I think it’s quite difficult to have that level of clarity and that amount of data in the beginning when you present your scheme on a competition project. You don’t have the time and you don’t have the other players on board yet to analyze a project to a high level of detail. You don’t know all of the drivers yet. The time working with consultants, manufacturers, and suppliers is absolutely necessary for a project to become rich in data. At the competition phase of a project, we typically just have some ideas that start to guide the project.

You’ve stated that style, which represents authorship or the overzealous protection of an architect’s ideas, inhibits the migration and circulation of ideas. Do you see architecture going in the direction of open-source design in the future?
I think it’s already open source. Anyone working in an architectural office today is constantly going to architecture websites for information and inspiration. Architects are being fed all day by work not of their own, but by others. We used to go and travel to see buildings and now we see them on the screen. We’ve become very aware of what is possible and who has done what.

What lessons have you brought forward from your experiences working in offices such as the Office for Metropolitan Architecture and the Renzo Piano Building Workshop?
Working for these firms, I learned just as much about office structure as architecture itself. When I went to work for Renzo Piano, it was very much like a workshop, almost like an extension of school with teams and pinups and crits. In addition to developing a project’s design, we would build a detail of a project at one to one scale. It was an extremely friendly office, almost like a family where twice a day the entire office would get coffee together at a café. Offices are a delicate dynamic and it only takes a couple of people who are not good team players to upset the balance. It’s good to be ambitious but not to be competitive.
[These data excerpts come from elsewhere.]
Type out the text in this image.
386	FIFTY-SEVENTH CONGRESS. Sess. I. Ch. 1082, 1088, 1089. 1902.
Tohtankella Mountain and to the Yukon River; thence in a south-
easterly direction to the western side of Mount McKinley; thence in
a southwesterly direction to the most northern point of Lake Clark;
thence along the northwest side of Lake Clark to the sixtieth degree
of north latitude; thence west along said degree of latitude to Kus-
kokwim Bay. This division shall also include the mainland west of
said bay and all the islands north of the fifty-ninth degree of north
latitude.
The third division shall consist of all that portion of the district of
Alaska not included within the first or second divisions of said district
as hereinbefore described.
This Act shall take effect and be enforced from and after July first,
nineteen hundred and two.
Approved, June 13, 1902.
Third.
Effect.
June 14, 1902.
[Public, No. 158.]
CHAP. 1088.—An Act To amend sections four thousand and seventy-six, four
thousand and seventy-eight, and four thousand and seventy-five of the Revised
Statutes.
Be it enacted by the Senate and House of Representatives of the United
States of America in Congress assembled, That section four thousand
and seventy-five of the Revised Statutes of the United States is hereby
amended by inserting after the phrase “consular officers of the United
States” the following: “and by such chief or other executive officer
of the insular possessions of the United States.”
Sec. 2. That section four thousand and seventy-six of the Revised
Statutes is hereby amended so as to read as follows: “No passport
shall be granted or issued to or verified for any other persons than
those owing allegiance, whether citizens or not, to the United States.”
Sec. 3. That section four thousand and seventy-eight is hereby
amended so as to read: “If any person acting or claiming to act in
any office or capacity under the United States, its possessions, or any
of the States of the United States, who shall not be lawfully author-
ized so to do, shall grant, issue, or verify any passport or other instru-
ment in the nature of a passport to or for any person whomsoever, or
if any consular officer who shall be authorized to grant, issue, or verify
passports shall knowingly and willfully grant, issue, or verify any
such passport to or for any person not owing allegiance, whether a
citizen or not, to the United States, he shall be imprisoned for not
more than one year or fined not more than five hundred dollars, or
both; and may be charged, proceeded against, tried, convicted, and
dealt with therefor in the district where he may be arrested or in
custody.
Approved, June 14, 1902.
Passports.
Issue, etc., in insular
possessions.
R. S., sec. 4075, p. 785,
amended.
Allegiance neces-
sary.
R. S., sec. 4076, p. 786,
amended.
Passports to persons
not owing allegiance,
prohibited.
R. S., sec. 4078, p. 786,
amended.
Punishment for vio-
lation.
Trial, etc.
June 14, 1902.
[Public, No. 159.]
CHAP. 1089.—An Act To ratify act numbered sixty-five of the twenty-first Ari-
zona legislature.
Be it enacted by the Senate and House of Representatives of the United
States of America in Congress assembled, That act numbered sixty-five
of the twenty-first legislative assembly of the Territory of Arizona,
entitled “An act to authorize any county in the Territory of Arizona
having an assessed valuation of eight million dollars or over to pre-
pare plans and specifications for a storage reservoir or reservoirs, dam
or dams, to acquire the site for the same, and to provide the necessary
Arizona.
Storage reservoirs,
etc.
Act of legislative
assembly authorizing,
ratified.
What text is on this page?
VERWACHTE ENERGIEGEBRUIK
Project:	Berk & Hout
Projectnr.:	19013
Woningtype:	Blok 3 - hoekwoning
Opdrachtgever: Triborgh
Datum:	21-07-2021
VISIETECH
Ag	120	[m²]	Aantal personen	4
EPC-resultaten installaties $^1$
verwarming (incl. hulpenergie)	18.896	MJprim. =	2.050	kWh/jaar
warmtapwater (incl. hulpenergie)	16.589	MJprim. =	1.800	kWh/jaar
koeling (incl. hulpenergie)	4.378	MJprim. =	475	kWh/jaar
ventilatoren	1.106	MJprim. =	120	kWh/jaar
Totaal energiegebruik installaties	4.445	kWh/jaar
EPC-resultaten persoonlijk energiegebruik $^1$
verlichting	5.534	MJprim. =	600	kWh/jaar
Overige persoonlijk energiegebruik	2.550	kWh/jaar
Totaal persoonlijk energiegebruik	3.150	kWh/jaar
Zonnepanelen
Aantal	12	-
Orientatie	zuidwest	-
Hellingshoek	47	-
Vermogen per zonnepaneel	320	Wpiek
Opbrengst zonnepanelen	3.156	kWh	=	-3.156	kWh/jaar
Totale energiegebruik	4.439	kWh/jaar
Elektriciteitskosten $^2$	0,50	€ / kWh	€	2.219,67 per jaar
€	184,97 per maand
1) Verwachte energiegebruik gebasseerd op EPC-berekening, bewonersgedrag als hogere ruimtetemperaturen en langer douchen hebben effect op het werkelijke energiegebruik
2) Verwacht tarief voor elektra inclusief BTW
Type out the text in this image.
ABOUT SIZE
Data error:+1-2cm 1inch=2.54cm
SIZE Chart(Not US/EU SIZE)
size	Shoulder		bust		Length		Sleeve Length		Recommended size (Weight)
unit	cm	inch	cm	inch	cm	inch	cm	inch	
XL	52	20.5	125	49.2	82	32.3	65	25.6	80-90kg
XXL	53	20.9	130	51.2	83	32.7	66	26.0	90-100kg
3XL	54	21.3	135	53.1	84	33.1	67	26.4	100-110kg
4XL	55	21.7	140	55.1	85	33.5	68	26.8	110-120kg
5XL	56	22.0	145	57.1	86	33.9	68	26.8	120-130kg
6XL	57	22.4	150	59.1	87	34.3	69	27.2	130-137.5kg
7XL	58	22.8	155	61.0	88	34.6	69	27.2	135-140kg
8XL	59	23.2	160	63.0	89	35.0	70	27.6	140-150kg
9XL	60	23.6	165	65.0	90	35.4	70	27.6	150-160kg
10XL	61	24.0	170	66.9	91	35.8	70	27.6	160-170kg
When I got to OMA, it was a bigger office and Rem was often out traveling for projects. People would compete for his attention, which made it impossible for others to succeed. I learned to be more sensitive to the employees’ point of view through these experiences. It’s good to have worked for other people to see the office structure from different perspectives.


[Photo: FMA]

Farshid Moussavi is an architect, principal of Farshid Moussavi Architecture (FMA) and professor in practice of architecture at Harvard University Graduate School of Design. She was previously cofounder of the London-based Foreign Office Architects (FOA), recognized as one of the world’s most creative design firms. Educated at Harvard’s Graduate School of Design, University College London and Dundee University, Moussavi has taught in academic institutions worldwide. She was a member of the Steering Committee of the Aga Khan Award for Architecture between 2004 and 2015 and has been a trustee of the London Architecture Foundation and the Whitechapel Gallery in London since 2009. She was elected a Royal Academician in 2015 and has published three books.